UND doctors honored with Tow Humanism in Medicine Awards

Document Type

News Article

Publication Date

5-18-2016

Campus Unit

School of Medicine & Health Sciences

Abstract

GRAND FORKS, N.D.—Michael E. LeBeau, M.D., clinical assistant professor of internal medicine at the University of North Dakota School of Medicine and Health Sciences, and a nephrologist for Sanford Health in Bismarck, N.D., was honored with the prestigious Leonard Tow Humanism in Medicine Faculty Award at the school’s commencement on May 15. Samantha L. Dusek, M.D., a 2016 UND medical school graduate, received the Tow Award for graduating medical students.

Each year, Leonard Tow Humanism in Medicine Awards are presented to a graduating student and faculty member at over 100 of the nation’s medical schools. The Gold Foundation began the award in 1991 at Columbia University College of Physicians & Surgeons. The Healthcare Foundation of New Jersey began replicating these awards nationwide in 1998, with participation from the Gold Foundation. In 2003, with a generous donation from Leonard Tow, these awards became solely sponsored and administered by the Gold Foundation. This award is given to those who best demonstrate the Foundation’s ideals of outstanding compassion in the delivery of care; respect for patients, their families, and health care colleagues; and clinical excellence.

Michael E. LeBeau “Integrity, excellence, compassion, altruism, respect, empathy, and service are all attributes physicians strive to achieve throughout their career,” said Betsy Dickson, M.D. Class of 2016. She worked to nominate LeBeau for the award. “Dr. LeBeau is a provider who not only possesses these respectable qualities but also imparts them onto his students.”

“Throughout my educational experience with Dr. LeBeau, I got to see firsthand his calming interaction with patients, family members, and hospital staff. Whether it was discussing a terminal diagnosis with a patient, discussing a new treatment option, or addressing a nurse’s question, Dr. LeBeau did so in a respectful and empathetic manner,” she said. “His confident yet humbled demeanor was something patients, family members, and staff all respected and confided in.”

A New Town, N.D., native, LeBeau has been a faculty member of the UND SMHS since 2009. He is a 2002 graduate of the University of North Dakota School of Medicine and Health Sciences and completed his residency training in internal medicine at Gundersen Lutheran Medical Foundation in La Crosse, Wis. He finished his fellowship in nephrology from the University of Iowa Health Care program in Iowa City, Iowa. He is board-certified in internal medicine by the American Board of Internal Medicine.

“Dr. LeBeau exemplifies humanism in every aspect of his practice from the way he takes extra time to sit at his patients’ bedsides and answer their questions to the way he interacts with his nurses and staff in a welcoming and kind manner,” said Samantha Dusek, M.D., in her nominating letter. “He has somehow resisted the so-common temptation to allow the busy tempo of the day to blind him of the needs of his patients—their needs to feel cared for and listened to.”
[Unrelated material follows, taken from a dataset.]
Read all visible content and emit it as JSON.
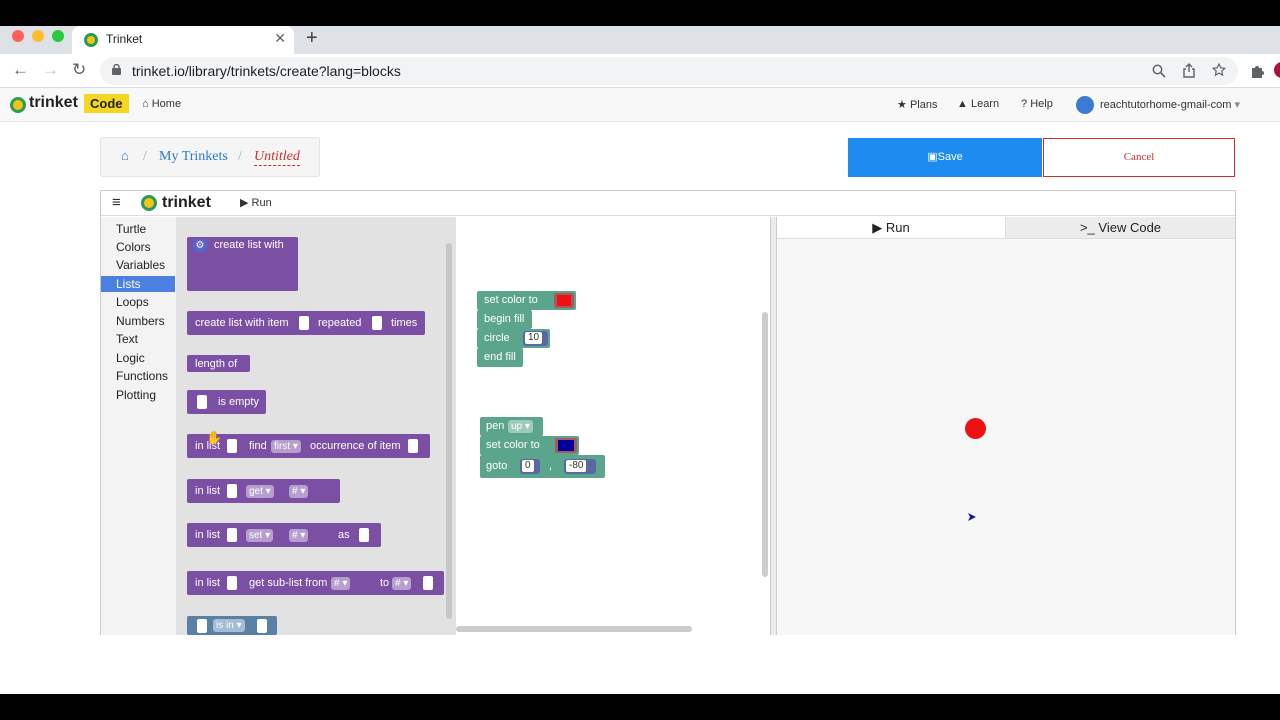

“I never saw any of my preceptors deliver bad news near the end of a patient’s life with the sincerity, grace, and compassion that he has shown,” she said.

UND SMHS Dean Joshua Wynne, Michael LeBeau, and his nominators: Betsy Dickson and Samantha Dusek.

Samantha L. Dusek

In June of 2015, Grafton, N.D., native Samantha L. Dusek, M.D. 2016, was nominated by her peers to be one of 12 students inducted into the Gold Humanism Honor Society. Nominees were chosen based on the characteristics of humanism—integrity, excellence, compassion, altruism, respect, and empathy.

This year, Dusek was chosen from the 12 inductees by the School’s Gold Humanism Honor Society Selection Committee to receive the 2016 Tow Humanism in Medicine Award. The committee is composed of the third- and fourth-year class presidents and six faculty members.